RSNO/Norrington
Glasgow Royal Concert Hall
Keith Bruce
four stars
AS entertaining and informative as conductor Sir Roger Norrington’s spoken introduction to his account of Beethoven’s Symphony No 3 was — and the Glasgow audience enthusiastically embraced his invitation to applaud between movements, as the composer’s public would have done — it did prompt thoughts about the precise place of historically-informed performance practice in the third decade of the 21st century.
In a weekend when the SCO’s concerts had demonstrated a much more relaxed attitude to the rigorous rules of the period music brigade, there was a suspicion that the game has moved on from Norrington’s injunctions on vibrato, tempo and balance.
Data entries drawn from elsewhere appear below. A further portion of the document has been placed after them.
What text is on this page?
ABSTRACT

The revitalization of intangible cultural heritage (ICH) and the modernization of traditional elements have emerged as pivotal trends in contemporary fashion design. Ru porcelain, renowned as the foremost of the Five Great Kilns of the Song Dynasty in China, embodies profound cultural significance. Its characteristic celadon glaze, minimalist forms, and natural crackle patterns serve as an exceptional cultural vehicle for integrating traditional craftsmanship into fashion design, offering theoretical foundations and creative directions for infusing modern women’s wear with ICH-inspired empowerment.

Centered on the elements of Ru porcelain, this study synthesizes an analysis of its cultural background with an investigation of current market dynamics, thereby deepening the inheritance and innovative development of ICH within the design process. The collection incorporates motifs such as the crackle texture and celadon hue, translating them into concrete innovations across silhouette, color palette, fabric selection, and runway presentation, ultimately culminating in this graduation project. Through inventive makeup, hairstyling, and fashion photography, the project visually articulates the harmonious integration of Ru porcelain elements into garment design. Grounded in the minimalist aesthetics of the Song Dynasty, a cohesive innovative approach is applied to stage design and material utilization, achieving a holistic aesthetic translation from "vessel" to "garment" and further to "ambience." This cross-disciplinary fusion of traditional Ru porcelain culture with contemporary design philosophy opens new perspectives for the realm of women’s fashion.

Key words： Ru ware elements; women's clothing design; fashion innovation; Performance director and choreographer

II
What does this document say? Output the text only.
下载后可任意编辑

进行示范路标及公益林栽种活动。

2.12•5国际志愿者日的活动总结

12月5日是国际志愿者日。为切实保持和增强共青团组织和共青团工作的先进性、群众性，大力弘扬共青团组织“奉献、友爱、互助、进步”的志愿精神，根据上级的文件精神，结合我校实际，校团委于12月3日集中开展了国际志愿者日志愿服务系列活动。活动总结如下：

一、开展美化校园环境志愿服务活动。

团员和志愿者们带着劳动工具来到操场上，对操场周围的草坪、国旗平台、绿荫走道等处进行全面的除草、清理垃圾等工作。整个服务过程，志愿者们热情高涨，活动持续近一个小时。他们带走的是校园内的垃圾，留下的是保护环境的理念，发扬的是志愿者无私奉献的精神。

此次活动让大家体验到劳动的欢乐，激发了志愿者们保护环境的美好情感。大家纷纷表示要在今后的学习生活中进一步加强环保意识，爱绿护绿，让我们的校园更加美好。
Be that as it may, both conductors illustrated the truth of his assertion that the mid-20th century approach to Beethoven as “early Wagner” rather than “late Haydn, on good drugs” was misguided, and that the opening movement of the “Eroica” should not aim for sonic nobility but celebrate heroism in the battlefield sense. Likewise, Norrington’s second movement march was more a family funeral than a state occasion; with the wind, brass and timpani players all standing in a semi-circle around the small ensemble of strings this was a very compact RSNO, but acoustically the sound was a clear as I have heard in this hall.
Norrington’s period approach extended to the Debussy of the first half as well, which teamed the Prelude a l’apres-midi d’un faune — a work whose flute opening is surely in the top ten of universally-recognised beginnings alongside Beethoven’s Fifth — with the much less often heard Fantaisie for Piano and Orchestra, unperformed at the composer’s death in 1918. It had the perfect advocate in Jean-Efflam Bavouzet, whose recording of Bartók’s Piano Concerto No.3 had been Kate Molleson’s Building a Library choice on BBC Radio 3 earlier on Saturday. The lightness of touch he brings to the work of both composers comes with stylistic panache and turbo-charged power available on tap. His expansive and joyous playing of Debussy’s jazz-tinged “energico” Finale was followed by a generous encore of L’isle Joyeux, the composer’s celebration of extra-marital sex in Jersey.